Evaluate the limit $\displaystyle\lim_{x \to 0^{+}} x \cdot \ln(x)$
I have this assignment
Evaluate the limit:
5.$\displaystyle\lim_{x \to 0^{+}} x \cdot \ln(x)$
I don't think we are allowed to use L'Hopital, but I can't imagine how else.
Solution 1:
If you set $y=\ln x$, you can rewrite it as $\lim_{x\to-\infty}ye^y=-\lim_{y\to\infty}\frac{y}{e^y}$, and you probably know what that is.

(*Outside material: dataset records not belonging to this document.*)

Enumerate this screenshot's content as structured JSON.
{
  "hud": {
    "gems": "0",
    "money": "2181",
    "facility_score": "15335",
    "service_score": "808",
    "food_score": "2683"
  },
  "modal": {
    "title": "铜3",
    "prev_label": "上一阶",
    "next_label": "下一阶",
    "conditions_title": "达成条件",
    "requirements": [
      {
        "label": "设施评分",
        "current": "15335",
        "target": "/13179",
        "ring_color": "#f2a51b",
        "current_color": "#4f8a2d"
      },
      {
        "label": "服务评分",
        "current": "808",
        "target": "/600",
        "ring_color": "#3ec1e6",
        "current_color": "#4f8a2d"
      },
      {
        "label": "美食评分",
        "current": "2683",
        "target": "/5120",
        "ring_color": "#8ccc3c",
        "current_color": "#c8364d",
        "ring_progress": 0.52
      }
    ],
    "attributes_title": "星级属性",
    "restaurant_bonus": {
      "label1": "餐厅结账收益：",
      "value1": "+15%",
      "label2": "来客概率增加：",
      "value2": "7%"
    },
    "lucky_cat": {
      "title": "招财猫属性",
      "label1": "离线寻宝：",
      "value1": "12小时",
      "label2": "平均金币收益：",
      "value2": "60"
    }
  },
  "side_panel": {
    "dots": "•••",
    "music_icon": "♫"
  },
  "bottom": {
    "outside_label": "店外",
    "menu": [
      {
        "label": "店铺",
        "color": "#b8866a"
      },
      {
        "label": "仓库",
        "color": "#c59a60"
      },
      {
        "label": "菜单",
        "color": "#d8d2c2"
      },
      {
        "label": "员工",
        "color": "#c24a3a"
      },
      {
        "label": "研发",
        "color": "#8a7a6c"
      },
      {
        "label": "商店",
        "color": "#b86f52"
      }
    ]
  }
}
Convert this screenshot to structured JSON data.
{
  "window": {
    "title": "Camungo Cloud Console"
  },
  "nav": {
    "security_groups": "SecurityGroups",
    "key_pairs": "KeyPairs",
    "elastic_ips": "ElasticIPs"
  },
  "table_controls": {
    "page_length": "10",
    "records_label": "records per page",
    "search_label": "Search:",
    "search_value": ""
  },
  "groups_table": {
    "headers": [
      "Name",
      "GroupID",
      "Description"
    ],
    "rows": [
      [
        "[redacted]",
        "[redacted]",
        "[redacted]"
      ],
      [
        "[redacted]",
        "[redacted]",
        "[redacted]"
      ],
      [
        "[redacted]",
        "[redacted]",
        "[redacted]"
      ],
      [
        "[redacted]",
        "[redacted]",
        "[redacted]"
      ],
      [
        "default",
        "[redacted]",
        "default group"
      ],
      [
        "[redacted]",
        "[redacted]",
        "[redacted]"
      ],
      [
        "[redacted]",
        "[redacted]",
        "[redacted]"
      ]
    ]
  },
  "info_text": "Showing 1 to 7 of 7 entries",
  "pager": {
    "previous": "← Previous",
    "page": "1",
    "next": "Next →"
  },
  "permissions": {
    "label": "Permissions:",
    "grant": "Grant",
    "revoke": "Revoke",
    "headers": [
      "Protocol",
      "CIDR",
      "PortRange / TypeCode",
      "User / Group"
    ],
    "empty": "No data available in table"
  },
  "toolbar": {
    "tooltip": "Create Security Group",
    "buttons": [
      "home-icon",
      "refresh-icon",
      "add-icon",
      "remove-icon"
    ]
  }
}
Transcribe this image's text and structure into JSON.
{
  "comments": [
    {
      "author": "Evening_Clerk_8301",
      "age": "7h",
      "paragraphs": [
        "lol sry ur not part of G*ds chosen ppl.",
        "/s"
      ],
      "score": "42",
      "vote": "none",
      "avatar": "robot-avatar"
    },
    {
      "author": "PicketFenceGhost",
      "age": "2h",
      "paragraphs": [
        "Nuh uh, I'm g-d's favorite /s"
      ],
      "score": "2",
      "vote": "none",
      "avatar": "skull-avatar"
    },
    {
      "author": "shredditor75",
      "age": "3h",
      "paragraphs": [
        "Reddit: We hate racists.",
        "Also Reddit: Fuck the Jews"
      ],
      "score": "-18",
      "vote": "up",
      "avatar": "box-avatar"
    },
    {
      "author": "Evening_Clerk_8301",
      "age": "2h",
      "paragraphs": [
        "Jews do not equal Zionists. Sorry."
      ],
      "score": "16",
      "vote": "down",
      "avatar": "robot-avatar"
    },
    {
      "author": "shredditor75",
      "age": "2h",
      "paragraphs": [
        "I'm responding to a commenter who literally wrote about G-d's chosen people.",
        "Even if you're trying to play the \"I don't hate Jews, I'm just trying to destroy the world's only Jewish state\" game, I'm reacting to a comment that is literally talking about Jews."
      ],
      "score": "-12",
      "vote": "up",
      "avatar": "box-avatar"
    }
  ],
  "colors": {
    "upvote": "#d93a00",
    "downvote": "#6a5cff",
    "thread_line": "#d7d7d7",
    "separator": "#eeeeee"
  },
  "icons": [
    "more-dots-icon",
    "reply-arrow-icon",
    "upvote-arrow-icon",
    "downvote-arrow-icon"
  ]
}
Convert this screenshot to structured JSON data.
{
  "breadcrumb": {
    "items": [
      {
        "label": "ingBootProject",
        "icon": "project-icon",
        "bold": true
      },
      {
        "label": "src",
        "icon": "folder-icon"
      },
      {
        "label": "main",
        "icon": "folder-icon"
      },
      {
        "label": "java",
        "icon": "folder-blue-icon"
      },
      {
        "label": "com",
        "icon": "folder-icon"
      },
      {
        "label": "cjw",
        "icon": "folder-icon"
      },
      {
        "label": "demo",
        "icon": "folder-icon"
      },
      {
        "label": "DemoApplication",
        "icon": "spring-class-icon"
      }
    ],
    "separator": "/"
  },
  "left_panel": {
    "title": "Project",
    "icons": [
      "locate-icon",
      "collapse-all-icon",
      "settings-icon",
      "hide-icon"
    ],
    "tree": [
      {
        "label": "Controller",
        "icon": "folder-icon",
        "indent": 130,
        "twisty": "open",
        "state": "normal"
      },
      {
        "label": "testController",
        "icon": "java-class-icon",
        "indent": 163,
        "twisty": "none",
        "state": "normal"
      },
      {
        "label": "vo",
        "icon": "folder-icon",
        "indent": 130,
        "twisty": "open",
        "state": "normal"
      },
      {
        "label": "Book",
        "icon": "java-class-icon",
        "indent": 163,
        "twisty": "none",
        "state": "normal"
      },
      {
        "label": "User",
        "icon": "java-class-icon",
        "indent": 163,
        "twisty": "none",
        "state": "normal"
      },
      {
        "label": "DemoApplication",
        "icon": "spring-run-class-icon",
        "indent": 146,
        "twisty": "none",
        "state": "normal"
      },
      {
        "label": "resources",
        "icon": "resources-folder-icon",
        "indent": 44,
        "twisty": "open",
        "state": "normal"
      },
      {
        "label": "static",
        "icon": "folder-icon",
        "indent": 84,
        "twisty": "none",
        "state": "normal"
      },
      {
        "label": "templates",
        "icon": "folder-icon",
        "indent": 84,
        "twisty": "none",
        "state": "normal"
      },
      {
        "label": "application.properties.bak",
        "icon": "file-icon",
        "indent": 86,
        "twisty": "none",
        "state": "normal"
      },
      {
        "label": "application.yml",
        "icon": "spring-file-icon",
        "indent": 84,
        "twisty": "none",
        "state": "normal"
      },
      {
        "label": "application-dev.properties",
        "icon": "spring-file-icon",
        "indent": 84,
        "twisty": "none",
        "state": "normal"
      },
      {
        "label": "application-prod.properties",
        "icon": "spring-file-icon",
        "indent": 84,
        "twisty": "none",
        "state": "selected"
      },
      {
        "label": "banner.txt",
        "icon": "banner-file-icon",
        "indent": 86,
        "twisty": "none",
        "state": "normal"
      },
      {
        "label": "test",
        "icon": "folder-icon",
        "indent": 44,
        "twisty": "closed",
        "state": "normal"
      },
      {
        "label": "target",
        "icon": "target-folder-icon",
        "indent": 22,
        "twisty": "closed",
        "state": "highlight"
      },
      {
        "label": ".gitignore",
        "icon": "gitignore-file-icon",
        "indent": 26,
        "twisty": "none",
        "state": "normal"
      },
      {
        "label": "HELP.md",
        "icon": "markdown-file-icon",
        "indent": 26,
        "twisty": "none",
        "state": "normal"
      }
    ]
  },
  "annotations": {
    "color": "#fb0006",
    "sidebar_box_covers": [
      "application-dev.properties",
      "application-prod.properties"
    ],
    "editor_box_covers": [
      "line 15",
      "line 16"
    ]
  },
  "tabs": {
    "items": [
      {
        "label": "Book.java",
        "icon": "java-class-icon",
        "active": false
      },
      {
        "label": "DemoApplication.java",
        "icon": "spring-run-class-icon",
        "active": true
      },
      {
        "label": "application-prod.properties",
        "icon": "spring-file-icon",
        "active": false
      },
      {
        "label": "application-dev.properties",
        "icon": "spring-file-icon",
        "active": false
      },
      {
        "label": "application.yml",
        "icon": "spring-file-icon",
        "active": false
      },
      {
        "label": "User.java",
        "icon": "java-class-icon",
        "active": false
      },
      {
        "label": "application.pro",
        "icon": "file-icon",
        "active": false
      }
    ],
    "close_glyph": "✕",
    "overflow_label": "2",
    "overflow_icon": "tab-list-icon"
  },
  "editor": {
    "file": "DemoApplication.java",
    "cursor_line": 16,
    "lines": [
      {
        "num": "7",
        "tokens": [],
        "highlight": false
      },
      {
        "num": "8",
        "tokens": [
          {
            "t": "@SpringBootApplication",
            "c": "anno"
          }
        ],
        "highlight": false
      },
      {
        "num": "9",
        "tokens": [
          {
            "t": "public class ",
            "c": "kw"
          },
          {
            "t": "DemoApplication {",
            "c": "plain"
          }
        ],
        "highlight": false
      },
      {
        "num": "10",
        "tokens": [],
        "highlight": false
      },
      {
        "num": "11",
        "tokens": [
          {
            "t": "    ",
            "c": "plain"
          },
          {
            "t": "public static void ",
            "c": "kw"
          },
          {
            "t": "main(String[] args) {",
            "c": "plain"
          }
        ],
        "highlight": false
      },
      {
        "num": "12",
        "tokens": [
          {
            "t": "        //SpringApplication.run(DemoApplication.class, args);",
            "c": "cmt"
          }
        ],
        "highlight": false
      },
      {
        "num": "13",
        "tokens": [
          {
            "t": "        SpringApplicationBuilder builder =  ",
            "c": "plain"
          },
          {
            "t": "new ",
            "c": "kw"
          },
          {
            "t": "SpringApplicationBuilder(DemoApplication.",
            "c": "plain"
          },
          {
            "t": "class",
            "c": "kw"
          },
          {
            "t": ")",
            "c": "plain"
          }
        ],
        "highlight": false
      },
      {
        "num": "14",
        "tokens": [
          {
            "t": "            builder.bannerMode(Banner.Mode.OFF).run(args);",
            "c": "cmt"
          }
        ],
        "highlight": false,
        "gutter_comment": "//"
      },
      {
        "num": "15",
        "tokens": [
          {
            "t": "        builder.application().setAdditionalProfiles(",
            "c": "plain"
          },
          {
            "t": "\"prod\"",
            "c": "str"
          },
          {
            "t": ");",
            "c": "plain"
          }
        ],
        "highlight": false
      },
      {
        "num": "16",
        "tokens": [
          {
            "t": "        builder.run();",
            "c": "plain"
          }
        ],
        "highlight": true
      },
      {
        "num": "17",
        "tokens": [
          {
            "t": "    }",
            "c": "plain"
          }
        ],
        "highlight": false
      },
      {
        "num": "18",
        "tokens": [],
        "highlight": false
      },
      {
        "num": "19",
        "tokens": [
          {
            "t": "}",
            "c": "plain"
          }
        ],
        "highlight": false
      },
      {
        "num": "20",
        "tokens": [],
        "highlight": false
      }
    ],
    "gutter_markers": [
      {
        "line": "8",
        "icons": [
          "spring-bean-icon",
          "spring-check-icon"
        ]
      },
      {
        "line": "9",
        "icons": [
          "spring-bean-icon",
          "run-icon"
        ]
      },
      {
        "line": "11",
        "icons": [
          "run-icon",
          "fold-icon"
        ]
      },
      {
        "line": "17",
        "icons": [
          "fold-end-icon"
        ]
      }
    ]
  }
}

Of course that approach requires that you be allowed to use known limits.
Solution 2:
Assume $0<x<1$, then $1/x>1$. Since $0\le\ln (1+t)\le t$ if $t>1$, we get $$0\le \frac{1}{2}\ln\frac{1}{x}= \ln\frac{1}{\sqrt{x}}=\ln\left(1+\frac{1}{\sqrt{x}}-1\right)\le \frac{1}{\sqrt{x}}-1$$ if $0<x<1$. Therefore $$0\le x\ln\frac{1}{x}\le 2(\sqrt{x}-x).$$ and we know that $\ln(1/x)=-\ln x$ holds.